In spite of his surprising victory over Cone, Conley remains a virtual unknown to South Carolina voters, while the well-funded Graham with his unctuous Sunday-school charm seems to have become a permanent fixture on the national news-talk circuit (dolled up, as one pundit has noted, with “more make-up than Tammy Faye Bakker”).  Yet Conley’s conviction that Graham can be beaten or at least seriously damaged is infectious.  In the first place, Graham has aligned himself so closely with the hopelessly inept John McCain that his fortunes are likely to rise or fall with those of the senator from Arizona: “[Graham is] out of touch.  He’s out there gallivanting with McCain as his personal valet and bagboy.  Just turn on the tube.  If you see Senator McCain, you’re going to see Señor Grahamnesty.”  Even more potentially damaging for Graham is his “bipartisan” willingness to compromise on illegal immigration.  Against the will of a majority of South Carolinians he backed the failed Kennedy-McCain Comprehensive Immigration Reform Act (2007) and (claims Conley) has since then voted an additional seven times “to import more foreign nationals to take [American] jobs.”  Conley also believes that Graham is vulnerable on his support for the PATRIOT Act and his failure to “step up” and defend the Marriage Protection Act approved by the House of Representatives in 2004.  The purpose of the act was to strip the federal courts of any jurisdiction over the Defense of Marriage Act (1996), thus returning questions of marriage to state courts and legislators, but after its passage by a substantial majority (233-194), it died in the Senate Judiciary Committee, of which Graham was a member.

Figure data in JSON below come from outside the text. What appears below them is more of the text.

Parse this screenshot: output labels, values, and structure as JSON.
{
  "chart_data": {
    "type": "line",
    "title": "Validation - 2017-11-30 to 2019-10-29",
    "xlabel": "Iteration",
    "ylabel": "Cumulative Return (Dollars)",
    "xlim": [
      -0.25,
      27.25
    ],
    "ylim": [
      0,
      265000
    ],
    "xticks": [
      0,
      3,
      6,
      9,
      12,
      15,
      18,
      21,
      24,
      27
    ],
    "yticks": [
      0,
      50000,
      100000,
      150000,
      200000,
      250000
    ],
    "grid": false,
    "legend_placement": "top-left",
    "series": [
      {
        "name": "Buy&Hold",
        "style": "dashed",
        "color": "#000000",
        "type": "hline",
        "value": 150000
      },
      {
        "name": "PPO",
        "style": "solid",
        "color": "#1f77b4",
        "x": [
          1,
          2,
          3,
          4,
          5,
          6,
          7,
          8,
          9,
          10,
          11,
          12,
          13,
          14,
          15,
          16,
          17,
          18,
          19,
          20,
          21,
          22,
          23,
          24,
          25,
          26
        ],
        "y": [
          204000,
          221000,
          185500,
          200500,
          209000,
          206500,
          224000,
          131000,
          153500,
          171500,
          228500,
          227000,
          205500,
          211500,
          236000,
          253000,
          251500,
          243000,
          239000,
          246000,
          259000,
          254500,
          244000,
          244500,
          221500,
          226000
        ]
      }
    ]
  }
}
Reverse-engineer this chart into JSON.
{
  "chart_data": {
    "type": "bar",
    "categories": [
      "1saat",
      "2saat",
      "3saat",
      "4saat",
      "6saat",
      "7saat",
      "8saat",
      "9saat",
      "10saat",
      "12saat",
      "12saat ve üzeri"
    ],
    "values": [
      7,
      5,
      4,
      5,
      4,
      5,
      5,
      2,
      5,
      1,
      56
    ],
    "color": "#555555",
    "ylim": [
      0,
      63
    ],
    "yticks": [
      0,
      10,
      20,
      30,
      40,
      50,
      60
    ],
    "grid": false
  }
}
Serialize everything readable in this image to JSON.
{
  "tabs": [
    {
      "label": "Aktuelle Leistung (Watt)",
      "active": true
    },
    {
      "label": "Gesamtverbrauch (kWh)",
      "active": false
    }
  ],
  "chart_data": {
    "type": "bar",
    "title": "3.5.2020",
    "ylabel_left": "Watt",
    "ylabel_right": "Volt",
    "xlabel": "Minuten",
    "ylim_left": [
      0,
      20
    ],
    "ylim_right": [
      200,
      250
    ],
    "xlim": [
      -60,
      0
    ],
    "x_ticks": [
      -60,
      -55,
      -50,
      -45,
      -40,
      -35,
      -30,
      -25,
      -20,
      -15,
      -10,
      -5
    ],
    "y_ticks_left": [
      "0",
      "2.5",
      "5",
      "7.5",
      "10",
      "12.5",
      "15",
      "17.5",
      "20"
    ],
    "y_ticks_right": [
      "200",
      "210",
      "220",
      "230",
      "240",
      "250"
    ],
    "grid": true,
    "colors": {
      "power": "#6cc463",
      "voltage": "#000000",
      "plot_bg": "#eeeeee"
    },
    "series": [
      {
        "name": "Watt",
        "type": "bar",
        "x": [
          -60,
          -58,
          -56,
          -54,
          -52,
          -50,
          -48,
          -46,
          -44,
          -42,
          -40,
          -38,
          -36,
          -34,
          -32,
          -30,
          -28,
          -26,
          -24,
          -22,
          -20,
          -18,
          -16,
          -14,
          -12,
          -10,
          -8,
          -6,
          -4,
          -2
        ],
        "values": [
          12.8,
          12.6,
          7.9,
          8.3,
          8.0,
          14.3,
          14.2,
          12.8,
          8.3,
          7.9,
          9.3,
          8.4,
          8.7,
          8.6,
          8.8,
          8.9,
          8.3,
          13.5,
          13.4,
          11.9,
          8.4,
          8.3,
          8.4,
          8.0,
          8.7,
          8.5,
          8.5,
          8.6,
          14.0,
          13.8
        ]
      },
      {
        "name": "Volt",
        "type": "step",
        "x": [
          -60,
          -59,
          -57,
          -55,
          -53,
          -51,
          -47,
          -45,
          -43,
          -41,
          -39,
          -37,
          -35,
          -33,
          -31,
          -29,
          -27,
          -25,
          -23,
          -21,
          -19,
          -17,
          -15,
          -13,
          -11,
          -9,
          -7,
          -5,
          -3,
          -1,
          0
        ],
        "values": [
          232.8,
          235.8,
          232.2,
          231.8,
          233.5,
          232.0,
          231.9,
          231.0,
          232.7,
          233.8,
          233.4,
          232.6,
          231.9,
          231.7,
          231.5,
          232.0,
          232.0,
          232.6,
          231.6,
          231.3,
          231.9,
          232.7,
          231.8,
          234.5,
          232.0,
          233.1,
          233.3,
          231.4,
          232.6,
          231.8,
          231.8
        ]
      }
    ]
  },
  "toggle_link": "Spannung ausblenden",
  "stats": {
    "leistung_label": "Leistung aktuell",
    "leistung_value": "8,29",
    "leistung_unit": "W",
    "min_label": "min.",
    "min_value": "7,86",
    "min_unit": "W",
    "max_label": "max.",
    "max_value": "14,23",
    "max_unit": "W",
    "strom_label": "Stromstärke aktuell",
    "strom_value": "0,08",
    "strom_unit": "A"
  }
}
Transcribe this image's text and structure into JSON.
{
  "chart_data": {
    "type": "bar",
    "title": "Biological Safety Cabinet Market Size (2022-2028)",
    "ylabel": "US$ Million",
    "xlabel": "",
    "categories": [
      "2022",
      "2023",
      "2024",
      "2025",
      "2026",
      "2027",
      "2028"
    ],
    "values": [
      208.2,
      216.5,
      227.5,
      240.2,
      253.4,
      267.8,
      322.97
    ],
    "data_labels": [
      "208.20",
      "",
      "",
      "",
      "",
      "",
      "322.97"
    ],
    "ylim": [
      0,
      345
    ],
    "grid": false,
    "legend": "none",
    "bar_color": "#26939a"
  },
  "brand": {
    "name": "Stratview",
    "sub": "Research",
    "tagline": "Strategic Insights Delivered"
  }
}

Even if “Flattop Bob” (a nickname derived from his signature military haircut) fails to unseat Graham, there is a good possibility that he will make a respectable showing and survive to fight another day, whether as a Democrat or as a third-party candidate.  For the time being, he is proud to call himself a Democrat in the old Southern tradition.  Perhaps this is simply a measure of his disgust at “being so used and abused by these Rockefeller Republicans who have no more use for us paleos today than they did for Bob Taft.”  Back in the Reagan years, says Conley, the GOP “gave us a seat on the bus; then they moved us populist, traditional Christian values, middle-class folks to the back seat; then they gave us a two-by-four on the bumper; and then they took our seat and started dragging us on a chain.  How much longer is it going to be before folks cut the chain?”  The problem, of course, is that the same worm has eaten away the substance of both major American political parties.  Each is now irrevocably the instrument of the transnationalists who control the markets and the media, none of whom have the slightest interest in serving the genuine interests of the American people.  Indeed, it is highly questionable whether there any longer exists, in any significant sense, an “American people.”  Conley speaks of a Jeffersonian America, a decentralized republic of thriving “townships” and sturdy, vigilant citizens zealous for their liberties.  This is at once a noble ideal and, at this late date, a crippling fantasy.  The dismantling of the American imperium will not, I am afraid, take place under the auspices of either the Republican or the Democratic parties.  For the purpose of the American political duopoly is not to generate real change but to neutralize it.  However, I fervently hope that Bob Conley and his like prove me wrong.